Santa Marta is not the most scenic or recommended of cities, but you know what, guidebook recommendations can shove it; they've steered me wrong enough times. Every time Lonely Planet has characterized a large city as “seedy,” it has usually been just fine for me (Puno, Peru being the most recent). It seems that in this case, seedy means no gringos and lots of locals, which is what I guess the majority of tourists want.
A long bouncy bus from Cartagena takes us to the beachfront of Santa Marta, oldest surviving city in South America and where the great liberator General Simon Bolivar finally perished. After a quick survey and several fan photos, it's obvious that we are the only gringos in town. After calling out some teen girls for clandestinely taking our picture, we give them a pose, feeling like celebrity tourists. Noticeably less are the swarms of street hustlers and prostitutes; well, there are some of both, but their services are geared towards Colombians meaning we are left alone. We get a lot of strange looks from people, but when we surprise a couple in responding to their “why are the gringos here” conversation that they think we don't understand and end up receiving praise when we tell them meeting Colombians for us is just as important as the sights.

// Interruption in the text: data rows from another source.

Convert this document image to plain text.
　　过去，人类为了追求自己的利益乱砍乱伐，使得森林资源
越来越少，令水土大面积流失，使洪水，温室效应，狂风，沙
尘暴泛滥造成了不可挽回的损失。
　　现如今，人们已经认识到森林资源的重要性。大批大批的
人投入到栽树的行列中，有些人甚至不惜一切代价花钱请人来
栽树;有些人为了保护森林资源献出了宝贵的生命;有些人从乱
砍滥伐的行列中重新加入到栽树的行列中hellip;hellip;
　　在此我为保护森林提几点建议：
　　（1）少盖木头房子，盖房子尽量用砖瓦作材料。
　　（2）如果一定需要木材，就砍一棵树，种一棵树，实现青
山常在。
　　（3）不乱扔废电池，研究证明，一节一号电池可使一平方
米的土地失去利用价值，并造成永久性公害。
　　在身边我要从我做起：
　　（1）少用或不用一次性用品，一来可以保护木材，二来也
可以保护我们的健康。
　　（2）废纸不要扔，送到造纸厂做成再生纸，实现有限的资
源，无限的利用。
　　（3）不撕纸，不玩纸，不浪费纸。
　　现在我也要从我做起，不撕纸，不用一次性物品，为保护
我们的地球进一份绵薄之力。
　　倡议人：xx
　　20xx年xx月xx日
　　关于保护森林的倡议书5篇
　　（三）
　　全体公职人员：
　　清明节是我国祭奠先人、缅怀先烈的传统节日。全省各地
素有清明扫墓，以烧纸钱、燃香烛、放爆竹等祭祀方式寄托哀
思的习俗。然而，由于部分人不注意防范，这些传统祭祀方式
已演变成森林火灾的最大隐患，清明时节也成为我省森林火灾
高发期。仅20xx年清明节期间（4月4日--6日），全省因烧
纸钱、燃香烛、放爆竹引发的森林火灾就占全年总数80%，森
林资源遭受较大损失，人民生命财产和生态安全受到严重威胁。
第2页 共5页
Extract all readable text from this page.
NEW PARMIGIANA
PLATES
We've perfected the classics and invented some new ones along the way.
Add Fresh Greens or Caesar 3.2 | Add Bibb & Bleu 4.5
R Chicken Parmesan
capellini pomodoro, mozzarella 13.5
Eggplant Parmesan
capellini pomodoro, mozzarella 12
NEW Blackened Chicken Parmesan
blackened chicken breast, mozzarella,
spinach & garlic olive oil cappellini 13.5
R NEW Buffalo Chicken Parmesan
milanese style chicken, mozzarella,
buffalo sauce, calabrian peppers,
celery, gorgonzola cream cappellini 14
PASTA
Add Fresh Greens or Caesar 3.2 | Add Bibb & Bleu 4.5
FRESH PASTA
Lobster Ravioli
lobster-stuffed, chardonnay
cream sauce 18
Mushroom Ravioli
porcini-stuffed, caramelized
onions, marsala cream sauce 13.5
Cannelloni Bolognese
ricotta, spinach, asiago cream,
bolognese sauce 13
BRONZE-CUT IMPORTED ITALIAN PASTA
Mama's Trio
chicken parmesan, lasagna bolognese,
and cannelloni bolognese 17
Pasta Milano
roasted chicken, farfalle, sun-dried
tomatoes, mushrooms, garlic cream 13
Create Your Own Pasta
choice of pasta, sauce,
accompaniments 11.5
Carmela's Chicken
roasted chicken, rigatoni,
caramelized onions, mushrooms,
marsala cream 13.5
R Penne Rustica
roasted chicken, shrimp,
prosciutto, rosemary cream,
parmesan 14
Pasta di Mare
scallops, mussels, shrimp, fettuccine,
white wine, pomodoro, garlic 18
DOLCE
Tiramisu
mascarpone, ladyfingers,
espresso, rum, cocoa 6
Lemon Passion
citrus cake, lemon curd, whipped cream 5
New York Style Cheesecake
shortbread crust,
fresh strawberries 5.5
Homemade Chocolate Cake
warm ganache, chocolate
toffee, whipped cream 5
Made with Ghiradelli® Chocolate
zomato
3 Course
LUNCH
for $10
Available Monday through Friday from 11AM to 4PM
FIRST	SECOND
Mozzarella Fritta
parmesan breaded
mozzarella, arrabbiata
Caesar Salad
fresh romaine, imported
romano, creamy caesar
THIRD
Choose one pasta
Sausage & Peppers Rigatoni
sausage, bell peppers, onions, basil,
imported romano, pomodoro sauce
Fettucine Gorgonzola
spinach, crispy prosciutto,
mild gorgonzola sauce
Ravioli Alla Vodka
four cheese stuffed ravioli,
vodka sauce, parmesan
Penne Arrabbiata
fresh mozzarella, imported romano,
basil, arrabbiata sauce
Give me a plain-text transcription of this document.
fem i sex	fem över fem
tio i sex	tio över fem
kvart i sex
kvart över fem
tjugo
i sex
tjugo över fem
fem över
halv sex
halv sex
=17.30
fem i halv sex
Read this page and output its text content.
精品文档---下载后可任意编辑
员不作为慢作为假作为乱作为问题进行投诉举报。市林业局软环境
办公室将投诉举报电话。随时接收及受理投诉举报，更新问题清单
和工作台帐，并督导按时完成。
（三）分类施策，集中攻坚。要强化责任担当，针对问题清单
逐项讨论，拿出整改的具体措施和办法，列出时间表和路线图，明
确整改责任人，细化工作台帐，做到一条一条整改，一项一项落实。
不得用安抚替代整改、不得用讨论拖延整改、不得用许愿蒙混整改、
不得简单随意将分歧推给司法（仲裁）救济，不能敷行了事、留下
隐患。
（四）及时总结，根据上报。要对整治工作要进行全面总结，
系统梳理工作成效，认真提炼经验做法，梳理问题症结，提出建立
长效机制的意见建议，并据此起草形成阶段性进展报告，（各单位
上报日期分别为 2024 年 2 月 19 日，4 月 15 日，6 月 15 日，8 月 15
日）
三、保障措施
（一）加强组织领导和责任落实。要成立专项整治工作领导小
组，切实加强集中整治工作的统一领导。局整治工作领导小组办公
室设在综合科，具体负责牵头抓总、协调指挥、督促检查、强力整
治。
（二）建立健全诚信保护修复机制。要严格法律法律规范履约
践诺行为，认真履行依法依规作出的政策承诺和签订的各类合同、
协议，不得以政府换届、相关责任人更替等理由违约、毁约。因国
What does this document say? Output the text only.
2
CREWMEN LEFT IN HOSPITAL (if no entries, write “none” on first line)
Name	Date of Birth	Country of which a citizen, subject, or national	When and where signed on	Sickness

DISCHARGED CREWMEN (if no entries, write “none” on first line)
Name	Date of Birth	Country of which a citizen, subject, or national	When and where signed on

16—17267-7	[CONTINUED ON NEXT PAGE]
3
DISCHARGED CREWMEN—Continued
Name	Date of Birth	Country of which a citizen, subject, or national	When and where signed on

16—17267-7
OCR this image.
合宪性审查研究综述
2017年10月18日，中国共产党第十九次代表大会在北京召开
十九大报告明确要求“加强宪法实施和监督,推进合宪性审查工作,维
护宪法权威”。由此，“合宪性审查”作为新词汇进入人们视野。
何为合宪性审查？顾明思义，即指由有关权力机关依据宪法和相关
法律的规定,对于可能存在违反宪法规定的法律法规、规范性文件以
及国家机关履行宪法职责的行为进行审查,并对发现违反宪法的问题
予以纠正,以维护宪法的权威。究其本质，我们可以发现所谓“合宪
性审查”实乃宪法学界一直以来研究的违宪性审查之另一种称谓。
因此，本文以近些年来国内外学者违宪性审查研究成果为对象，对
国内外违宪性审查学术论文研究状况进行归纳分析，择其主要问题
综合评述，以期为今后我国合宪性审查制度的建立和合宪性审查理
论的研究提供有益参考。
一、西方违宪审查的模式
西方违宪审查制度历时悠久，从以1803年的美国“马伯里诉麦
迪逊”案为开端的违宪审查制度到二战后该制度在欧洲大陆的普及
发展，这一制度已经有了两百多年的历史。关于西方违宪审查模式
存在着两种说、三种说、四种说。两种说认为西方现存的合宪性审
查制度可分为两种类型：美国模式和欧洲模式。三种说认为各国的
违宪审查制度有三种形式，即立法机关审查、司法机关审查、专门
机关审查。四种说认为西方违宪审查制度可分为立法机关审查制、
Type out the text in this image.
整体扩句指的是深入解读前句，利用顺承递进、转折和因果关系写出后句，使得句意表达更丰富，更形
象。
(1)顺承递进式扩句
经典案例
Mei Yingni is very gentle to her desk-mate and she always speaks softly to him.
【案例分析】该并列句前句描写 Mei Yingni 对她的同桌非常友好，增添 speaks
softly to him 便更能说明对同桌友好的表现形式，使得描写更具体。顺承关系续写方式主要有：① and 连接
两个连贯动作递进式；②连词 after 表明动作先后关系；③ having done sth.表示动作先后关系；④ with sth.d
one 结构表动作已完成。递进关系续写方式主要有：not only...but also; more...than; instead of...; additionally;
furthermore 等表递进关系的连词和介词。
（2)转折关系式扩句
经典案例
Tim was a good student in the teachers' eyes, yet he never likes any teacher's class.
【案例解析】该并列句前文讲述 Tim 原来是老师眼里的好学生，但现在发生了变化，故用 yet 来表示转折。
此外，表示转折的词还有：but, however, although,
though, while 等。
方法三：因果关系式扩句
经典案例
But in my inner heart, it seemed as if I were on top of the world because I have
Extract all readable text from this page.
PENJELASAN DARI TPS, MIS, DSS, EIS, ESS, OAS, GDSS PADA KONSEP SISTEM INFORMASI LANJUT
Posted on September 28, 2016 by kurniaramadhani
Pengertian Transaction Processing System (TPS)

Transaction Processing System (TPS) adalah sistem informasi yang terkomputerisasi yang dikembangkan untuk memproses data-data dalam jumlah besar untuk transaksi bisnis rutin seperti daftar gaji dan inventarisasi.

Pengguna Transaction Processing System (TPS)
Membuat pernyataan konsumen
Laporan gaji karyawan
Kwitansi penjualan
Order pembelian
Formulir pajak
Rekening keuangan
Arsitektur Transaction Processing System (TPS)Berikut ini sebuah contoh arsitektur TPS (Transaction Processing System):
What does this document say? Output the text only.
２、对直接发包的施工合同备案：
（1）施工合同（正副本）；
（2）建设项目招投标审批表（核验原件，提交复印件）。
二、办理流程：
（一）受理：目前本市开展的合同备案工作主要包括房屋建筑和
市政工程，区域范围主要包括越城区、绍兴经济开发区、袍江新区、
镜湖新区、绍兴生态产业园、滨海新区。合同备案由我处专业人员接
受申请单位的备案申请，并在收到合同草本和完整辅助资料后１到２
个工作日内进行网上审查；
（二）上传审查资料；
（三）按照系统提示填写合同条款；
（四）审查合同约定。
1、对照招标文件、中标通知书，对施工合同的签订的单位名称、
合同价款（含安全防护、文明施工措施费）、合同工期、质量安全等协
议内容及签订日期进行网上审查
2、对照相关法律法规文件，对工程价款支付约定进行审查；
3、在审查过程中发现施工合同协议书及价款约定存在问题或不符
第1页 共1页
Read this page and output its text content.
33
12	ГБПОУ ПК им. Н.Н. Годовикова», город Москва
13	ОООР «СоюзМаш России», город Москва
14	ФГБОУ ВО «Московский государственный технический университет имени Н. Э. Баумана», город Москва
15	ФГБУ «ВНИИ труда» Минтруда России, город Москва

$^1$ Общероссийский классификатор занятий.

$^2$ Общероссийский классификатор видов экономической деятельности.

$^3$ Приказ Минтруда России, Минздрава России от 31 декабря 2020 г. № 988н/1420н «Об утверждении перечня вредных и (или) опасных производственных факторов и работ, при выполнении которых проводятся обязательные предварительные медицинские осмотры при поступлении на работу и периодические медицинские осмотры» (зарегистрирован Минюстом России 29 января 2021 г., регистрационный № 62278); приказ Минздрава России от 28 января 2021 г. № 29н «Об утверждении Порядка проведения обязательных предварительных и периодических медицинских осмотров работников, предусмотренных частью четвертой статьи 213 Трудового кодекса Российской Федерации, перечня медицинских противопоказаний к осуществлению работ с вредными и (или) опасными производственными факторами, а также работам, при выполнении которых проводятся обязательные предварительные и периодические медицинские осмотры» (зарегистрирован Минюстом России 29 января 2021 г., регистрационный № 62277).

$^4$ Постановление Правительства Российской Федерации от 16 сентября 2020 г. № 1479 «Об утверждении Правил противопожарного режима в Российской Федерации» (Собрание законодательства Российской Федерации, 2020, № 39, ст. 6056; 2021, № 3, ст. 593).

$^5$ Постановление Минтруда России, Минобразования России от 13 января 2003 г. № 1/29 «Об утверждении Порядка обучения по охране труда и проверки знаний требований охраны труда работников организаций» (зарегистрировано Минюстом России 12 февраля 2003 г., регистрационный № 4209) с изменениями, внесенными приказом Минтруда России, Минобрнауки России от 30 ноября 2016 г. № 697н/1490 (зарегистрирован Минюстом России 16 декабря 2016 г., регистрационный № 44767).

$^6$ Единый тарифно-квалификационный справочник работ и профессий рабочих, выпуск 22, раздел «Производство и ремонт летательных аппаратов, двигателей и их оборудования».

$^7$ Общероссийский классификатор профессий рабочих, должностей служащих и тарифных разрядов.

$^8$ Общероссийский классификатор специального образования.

Gone are the tourist police, who have been replaced by military national guardsmen. However, instead of simply standing around looking intimidating, these soldiers conduct a little Army Diplomacy. They stroll up and down the beach, giving candies to kids and talking with parents. I saw one soldier give a fist bump to an eight year old who one day may grow up to fill those very same boots. I wanted to take pictures, but I knew better.